The key in distinguishing a code of ethics from these other documents is to hit the right level of
specificity. It should address both the particular nuances of the company's industry as well as its
broader goals for social responsibility and should be concrete enough to serve as a guide for
employees in a quandary without laying out rules for every situation that could arise.

Policies can include issues such as a company's commitment to not work with vendors who use
child labor or are environmentally harmful, not discriminating in their hiring, and not taking
bribes. For example, recently when Ikea was opening their first location in Russia, they were
approached by local bigwigs requesting a kickback to turn their utilities on just before the store's
grand opening. It would have been easy to cave to the pressure of their responsibility to
stakeholders, creditors, and employees but Ikea has a firm no bribes policy. To get around the
problem, they leased power generators to get their store lit up in time for its kickoff.

"A code of ethics is about corporate culture," says Michael Connor, the editor and publisher of
the online magazine Business Ethics. "[Many small- to medium-sized businesses] have a code of
ethics; it's probably not written down in many cases but it wouldn't hurt if it was."

Connor believes that there's no such thing as a business being too small to benefit from a code
of ethics. Having a code is "often viewed as a luxury or something that is an added cost," he
says. "The reality these days is that the business that does not have a code of ethics subjects
itself to a much greater risk in its day-to-day operations and if there is an unfortunate incident,
they expose themselves to much greater risk [from] regulatory and prosecutorial authorities."
How to Write a Code of Ethics for Business: Setting Priorities

The first step a company has to take in laying out a code of ethics is deciding what values are
important to it and what lines it won't cross. When Marianne Jennings is consulting with
companies implementing a code of ethics, she probes a company's leadership to discover their
boundaries. The professor at Arizona State University's business school and author of The Seven
Signs of Ethical Collapse, asks her clients, "What are the things you would never do at this
company to get a client, to keep a client, to make sure you met your numbers for the quarter?'
Just thinking through that sets the framework for the code."

Clarifying these details can be especially helpful as the company grows. "As they grow, they're
going to be hiring more people that are probably dissimilar to their value structure and [putting]
those rules and those procedures in place will help your company grow in the way you want it to
grow," says John Fraedrich, a professor of business ethics at Southern Illinois University.
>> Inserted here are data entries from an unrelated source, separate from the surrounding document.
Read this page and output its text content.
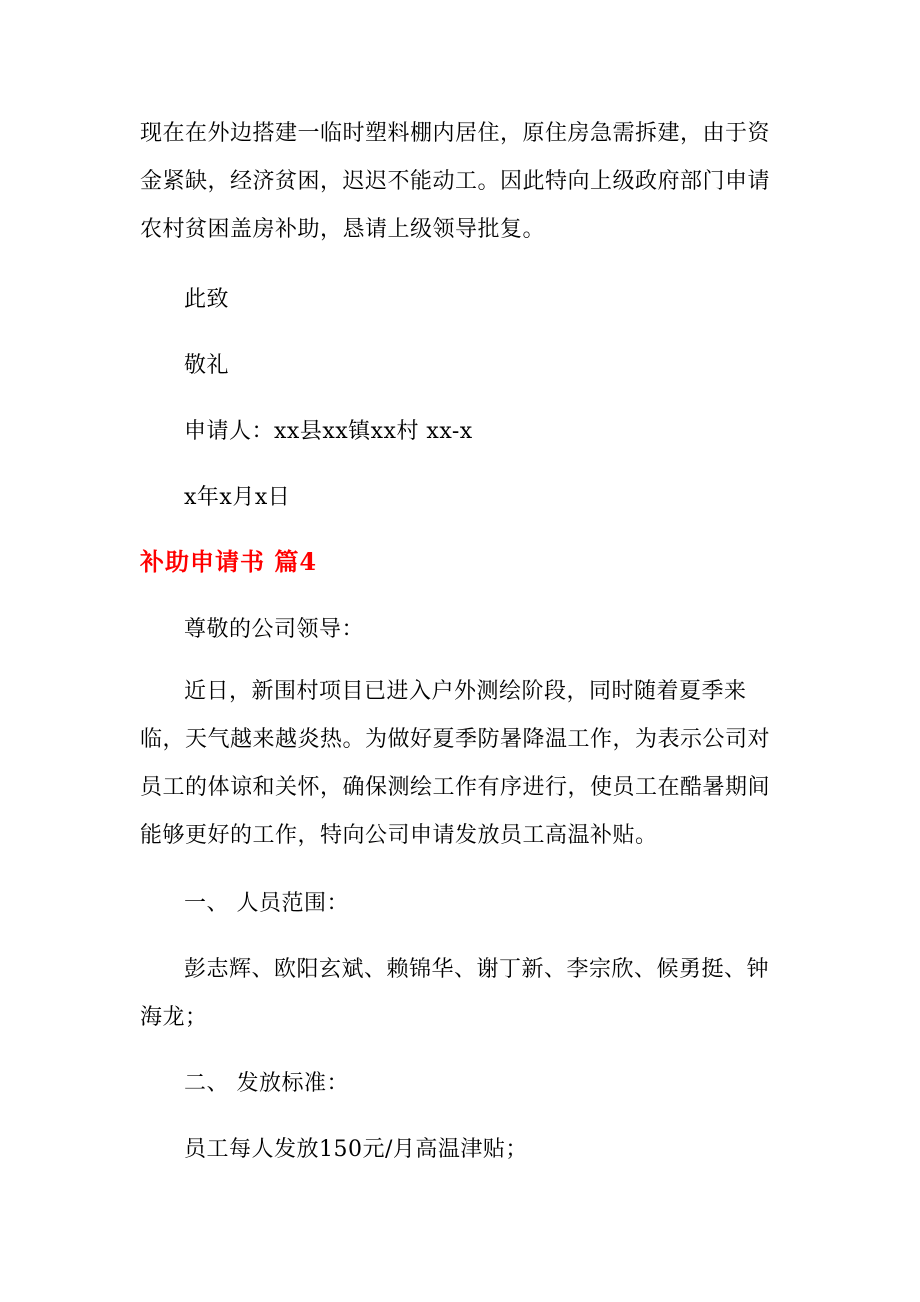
现在在外边搭建一临时塑料棚内居住，原住房急需拆建，由于资金紧缺，经济贫困，迟迟不能动工。因此特向上级政府部门申请农村贫困盖房补助，恳请上级领导批复。

此致

敬礼

申请人：xx县xx镇xx村 xx-x

x年x月x日

补助申请书 篇4

尊敬的公司领导：

近日，新围村项目已进入户外测绘阶段，同时随着夏季来临，天气越来越炎热。为做好夏季防暑降温工作，为表示公司对员工的体谅和关怀，确保测绘工作有序进行，使员工在酷暑期间能够更好的工作，特向公司申请发放员工高温补贴。

一、 人员范围：

彭志辉、欧阳玄斌、赖锦华、谢丁新、李宗欣、候勇挺、钟海龙；

二、 发放标准：

员工每人发放150元/月高温津贴；
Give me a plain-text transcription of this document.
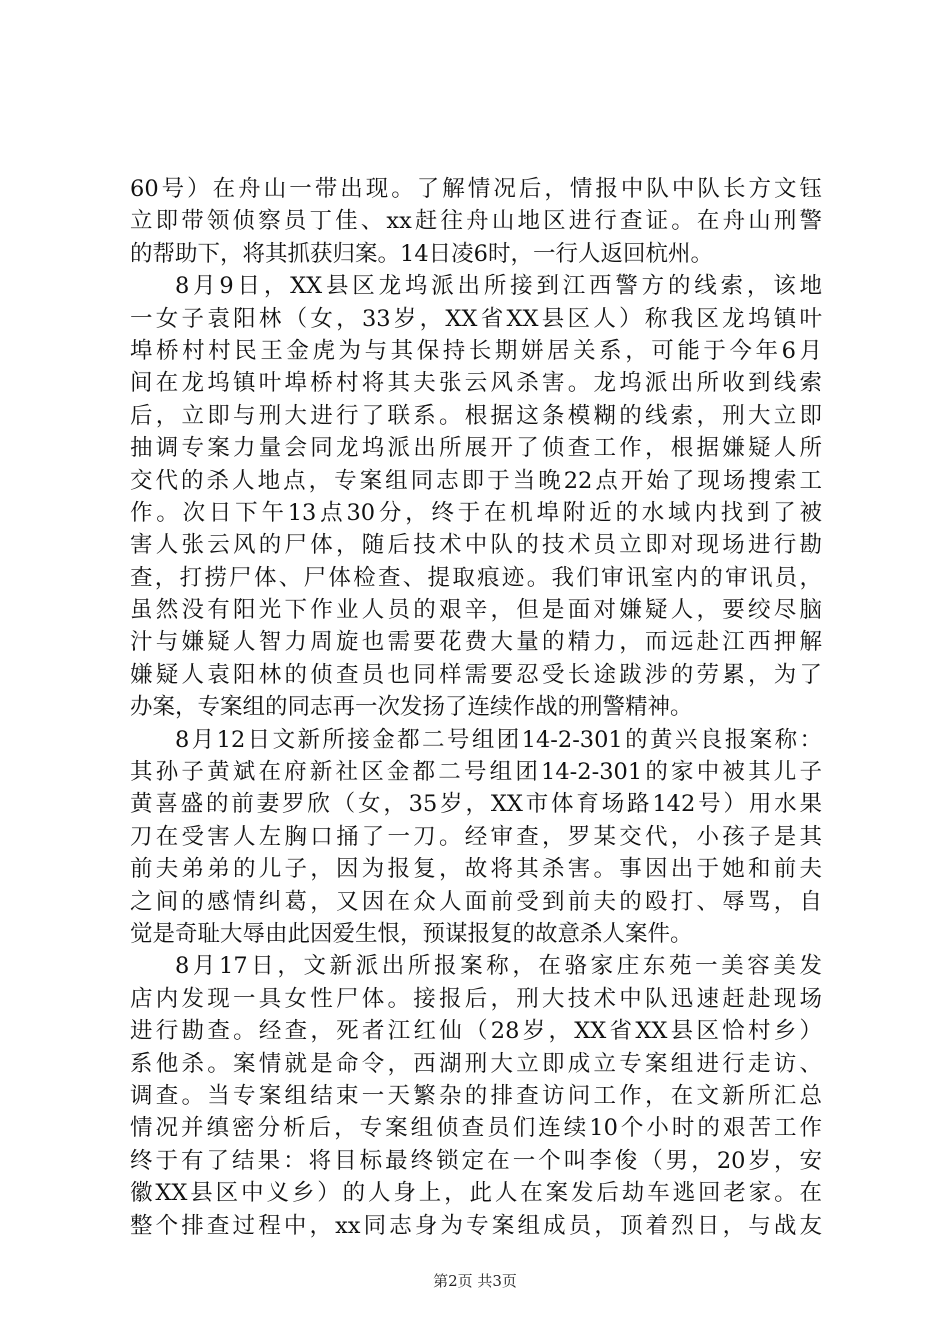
60号）在舟山一带出现。了解情况后，情报中队中队长方文钰
立即带领侦察员丁佳、xx赶往舟山地区进行查证。在舟山刑警
的帮助下，将其抓获归案。14日凌6时，一行人返回杭州。
8月9日，XX县区龙坞派出所接到江西警方的线索，该地
一女子袁阳林（女，33岁，XX省XX县区人）称我区龙坞镇叶
埠桥村村民王金虎为与其保持长期姘居关系，可能于今年6月
间在龙坞镇叶埠桥村将其夫张云风杀害。龙坞派出所收到线索
后，立即与刑大进行了联系。根据这条模糊的线索，刑大立即
抽调专案力量会同龙坞派出所展开了侦查工作，根据嫌疑人所
交代的杀人地点，专案组同志即于当晚22点开始了现场搜索工
作。次日下午13点30分，终于在机埠附近的水域内找到了被
害人张云风的尸体，随后技术中队的技术员立即对现场进行勘
查，打捞尸体、尸体检查、提取痕迹。我们审讯室内的审讯员，
虽然没有阳光下作业人员的艰辛，但是面对嫌疑人，要绞尽脑
汁与嫌疑人智力周旋也需要花费大量的精力，而远赴江西押解
嫌疑人袁阳林的侦查员也同样需要忍受长途跋涉的劳累，为了
办案，专案组的同志再一次发扬了连续作战的刑警精神。
8月12日文新所接金都二号组团14-2-301的黄兴良报案称：
其孙子黄斌在府新社区金都二号组团14-2-301的家中被其儿子
黄喜盛的前妻罗欣（女，35岁，XX市体育场路142号）用水果
刀在受害人左胸口捅了一刀。经审查，罗某交代，小孩子是其
前夫弟弟的儿子，因为报复，故将其杀害。事因出于她和前夫
之间的感情纠葛，又因在众人面前受到前夫的殴打、辱骂，自
觉是奇耻大辱由此因爱生恨，预谋报复的故意杀人案件。
8月17日，文新派出所报案称，在骆家庄东苑一美容美发
店内发现一具女性尸体。接报后，刑大技术中队迅速赶赴现场
进行勘查。经查，死者江红仙（28岁，XX省XX县区恰村乡）
系他杀。案情就是命令，西湖刑大立即成立专案组进行走访、
调查。当专案组结束一天繁杂的排查访问工作，在文新所汇总
情况并缜密分析后，专案组侦查员们连续10个小时的艰苦工作
终于有了结果：将目标最终锁定在一个叫李俊（男，20岁，安
徽XX县区中义乡）的人身上，此人在案发后劫车逃回老家。在
整个排查过程中，xx同志身为专案组成员，顶着烈日，与战友
第2页 共3页
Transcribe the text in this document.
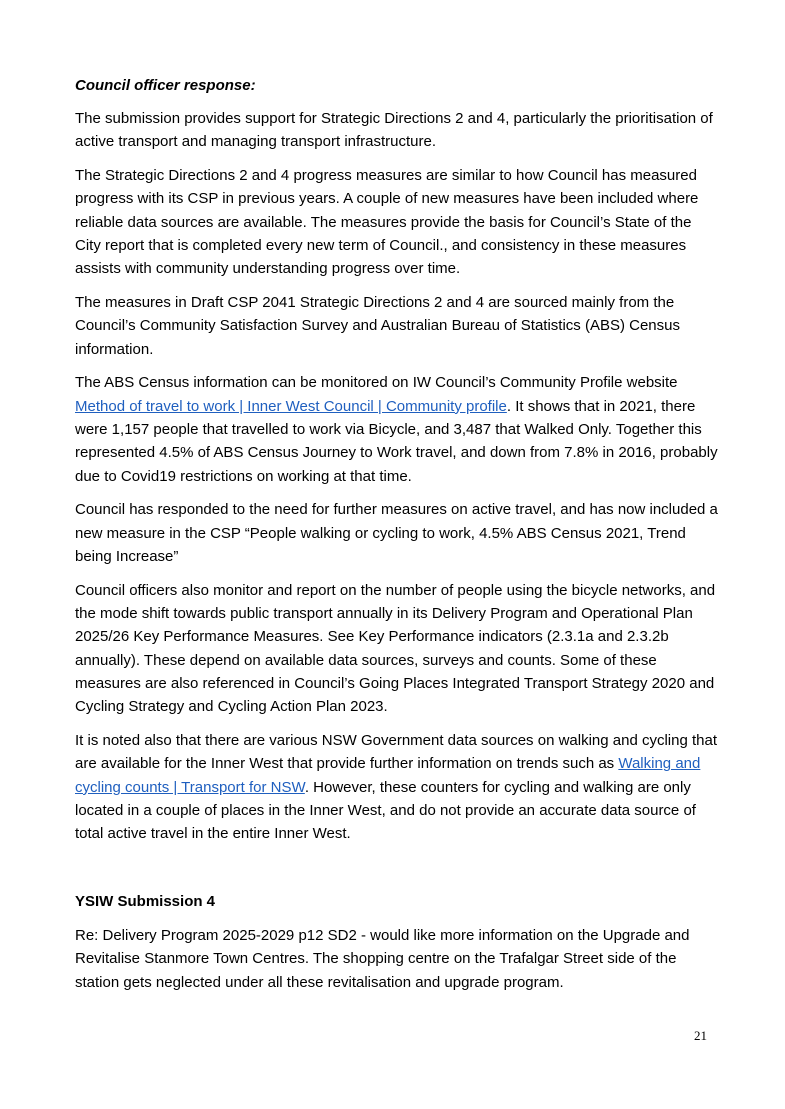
Council officer response:

The submission provides support for Strategic Directions 2 and 4, particularly the prioritisation of active transport and managing transport infrastructure.

The Strategic Directions 2 and 4 progress measures are similar to how Council has measured progress with its CSP in previous years. A couple of new measures have been included where reliable data sources are available. The measures provide the basis for Council’s State of the City report that is completed every new term of Council., and consistency in these measures assists with community understanding progress over time.

The measures in Draft CSP 2041 Strategic Directions 2 and 4 are sourced mainly from the Council’s Community Satisfaction Survey and Australian Bureau of Statistics (ABS) Census information.

The ABS Census information can be monitored on IW Council’s Community Profile website Method of travel to work | Inner West Council | Community profile. It shows that in 2021, there were 1,157 people that travelled to work via Bicycle, and 3,487 that Walked Only. Together this represented 4.5% of ABS Census Journey to Work travel, and down from 7.8% in 2016, probably due to Covid19 restrictions on working at that time.

Council has responded to the need for further measures on active travel, and has now included a new measure in the CSP “People walking or cycling to work, 4.5% ABS Census 2021, Trend being Increase”

Council officers also monitor and report on the number of people using the bicycle networks, and the mode shift towards public transport annually in its Delivery Program and Operational Plan 2025/26 Key Performance Measures. See Key Performance indicators (2.3.1a and 2.3.2b annually). These depend on available data sources, surveys and counts. Some of these measures are also referenced in Council’s Going Places Integrated Transport Strategy 2020 and Cycling Strategy and Cycling Action Plan 2023.

It is noted also that there are various NSW Government data sources on walking and cycling that are available for the Inner West that provide further information on trends such as Walking and cycling counts | Transport for NSW. However, these counters for cycling and walking are only located in a couple of places in the Inner West, and do not provide an accurate data source of total active travel in the entire Inner West.

YSIW Submission 4

Re: Delivery Program 2025-2029 p12 SD2 - would like more information on the Upgrade and Revitalise Stanmore Town Centres. The shopping centre on the Trafalgar Street side of the station gets neglected under all these revitalisation and upgrade program.

21
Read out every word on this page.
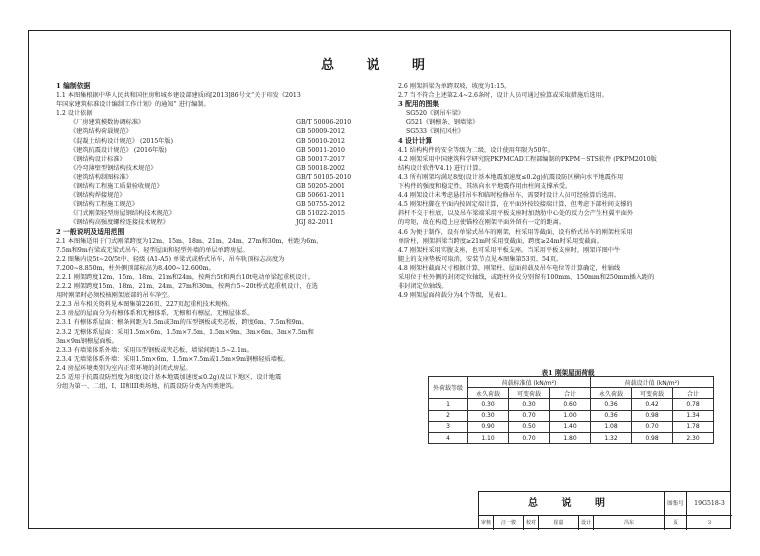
总 说 明
1 编制依据
1.1 本图集根据中华人民共和国住房和城乡建设部建质函[2013]86号文“关于印发《2013
年国家建筑标准设计编制工作计划》的通知” 进行编制。
1.2 设计依据
《厂房建筑模数协调标准》	GB/T 50006-2010
《建筑结构荷载规范》	GB 50009-2012
《混凝土结构设计规范》 (2015年版)	GB 50010-2012
《建筑抗震设计规范》 (2016年版)	GB 50011-2010
《钢结构设计标准》	GB 50017-2017
《冷弯薄壁型钢结构技术规范》	GB 50018-2002
《建筑结构制图标准》	GB/T 50105-2010
《钢结构工程施工质量验收规范》	GB 50205-2001
《钢结构焊接规范》	GB 50661-2011
《钢结构工程施工规范》	GB 50755-2012
《门式刚架轻型房屋钢结构技术规范》	GB 51022-2015
《钢结构高强度螺栓连接技术规程》	JGJ 82-2011
2 一般说明及适用范围
2.1 本图集适用于门式刚架跨度为12m、15m、18m、21m、24m、27m和30m，柱距为6m、
7.5m和9m有梁或无梁式吊车，轻型屋面和轻型外墙的单层单跨房屋。
2.2 图集内设5t~20/5t中、轻级 (A1-A5) 单梁式或桥式吊车，吊车轨顶标志高度为
7.200~8.850m，柱外侧顶部标高为8.400~12.600m。
2.2.1 刚架跨度12m、15m、18m、21m和24m，按两台5t和两台10t电动单梁起重机设计。
2.2.2 刚架跨度15m、18m、21m、24m、27m和30m，按两台5~20t桥式起重机设计，在选
用时刚架时必须校核刚架底部的吊车净空。
2.2.3 吊车相关资料见本图集第226页、227页起重机技术规格。
2.3 房屋的屋面分为有檩体系和无檩体系，无檩和有檩屋，无檩屋体系。
2.3.1 有檩体系屋面：檩条间距为1.5m或3m的压型钢板或夹芯板，跨度6m、7.5m和9m。
2.3.2 无檩体系屋面：采用1.5m×6m、1.5m×7.5m、1.5m×9m、3m×6m、3m×7.5m和
3m×9m钢檩屋面板。
2.3.3 有墙梁体系外墙：采用压型钢板或夹芯板，墙梁间距1.5~2.1m。
2.3.4 无墙梁体系外墙：采用1.5m×6m、1.5m×7.5m或1.5m×9m钢檩轻质墙板。
2.4 房屋环境类别为室内正常环境的封闭式房屋。
2.5 适用于抗震设防烈度为8度(设计基本地震加速度≤0.2g)及以下地区，设计地震
分组为第一、二组，I、II和III类场地，抗震设防分类为丙类建筑。
2.6 刚架斜梁为单跨双坡，坡度为1:15。
2.7 当不符合上述第2.4~2.6条时，设计人员可通过验算或采取措施后选用。
3 配用的图集
SG520《钢吊车梁》
G521《钢檩条、钢墙梁》
SG533《钢抗风柱》
4 设计计算
4.1 结构构件的安全等级为二级，设计使用年限为50年。
4.2 刚架采用中国建筑科学研究院PKPMCAD工程部编制的PKPM－STS软件 (PKPM2010版
结构设计软件V4.1) 进行计算。
4.3 所有刚架均满足8度(设计基本地震加速度≤0.2g)抗震设防区横向水平地震作用
下构件的强度和稳定性，其纵向水平地震作用由柱间支撑承受。
4.4 刚架设计未考虑悬挂吊车和临时检修吊车，需要时设计人员可经验算后选用。
4.5 刚架柱脚在平面内按固定端计算，在平面外按铰接端计算，但考虑下部柱间支撑的
斜杆不交于柱底，以及吊车梁端采用平板支座时加劲肋中心处的反力会产生柱翼平面外
的弯矩，故在构造上应使锚栓在刚架平面外留有一定的距离。
4.6 为便于制作，设有单梁式吊车的刚架，柱采用等截面，设有桥式吊车的刚架柱采用
单阶柱，刚架斜梁当跨度≥21m时采用变截面，跨度≥24m时采用变截面。
4.7 刚架柱采用实腹支座，也可采用平板支座。当采用平板支座时，刚架详图中牛
腿上的支座垫板可取消，安装节点见本图集第53页、54页。
4.8 刚架柱截面尺寸根据计算，刚架柱、屋面荷载及吊车电位等计算确定，柱轴线
采用位于柱外侧的封闭定位轴线，或距柱外皮分别留有100mm、150mm和250mm插入距的
非封闭定位轴线。
4.9 刚架屋面荷载分为4个等级，见表1。
表1 刚架屋面荷载
外荷载等级	荷载标准值 (kN/m²)			荷载设计值 (kN/m²)		
	永久荷载	可变荷载	合计	永久荷载	可变荷载	合计
1	0.30	0.30	0.60	0.36	0.42	0.78
2	0.30	0.70	1.00	0.36	0.98	1.34
3	0.90	0.50	1.40	1.08	0.70	1.78
4	1.10	0.70	1.80	1.32	0.98	2.30
总 说 明	图集号	19G518-3
审核	汪一骏	校对	崔嘉	设计	冯东	页	3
Having HR educate incoming employees about the code of ethics and the company's culture is
especially important in the age of increasingly rapid job turnover. Connor says that sometimes
employees "are hired and fired at such a pace that people don't know what the corporate culture
is."
How to Write a Code of Ethics for Business: Getting Input

A common mistake that companies make when drafting a code of ethics is not to consult
employees. "Often the code of ethics comes from the top, and the company is really not aware
of the kinds of things the employees are facing," Jennings says. In these cases "the code of
ethics comes out and it's instantly dismissed as a sham because the employees really know
what's happening and it's not covered [in the code] or it's addressed in a different way."

Even if you think you're in tune with the daily trials and tribulations of your staff, you should
solicit broader participation in the crafting of the code. Employees need to have a say in it but
they also need to know why the code is important and why it ultimately contains the tenets that it
does. Jennings suggests soliciting anonymous input from your staff on a situation they were in
during the past year that made them uncomfortable as a good starting point.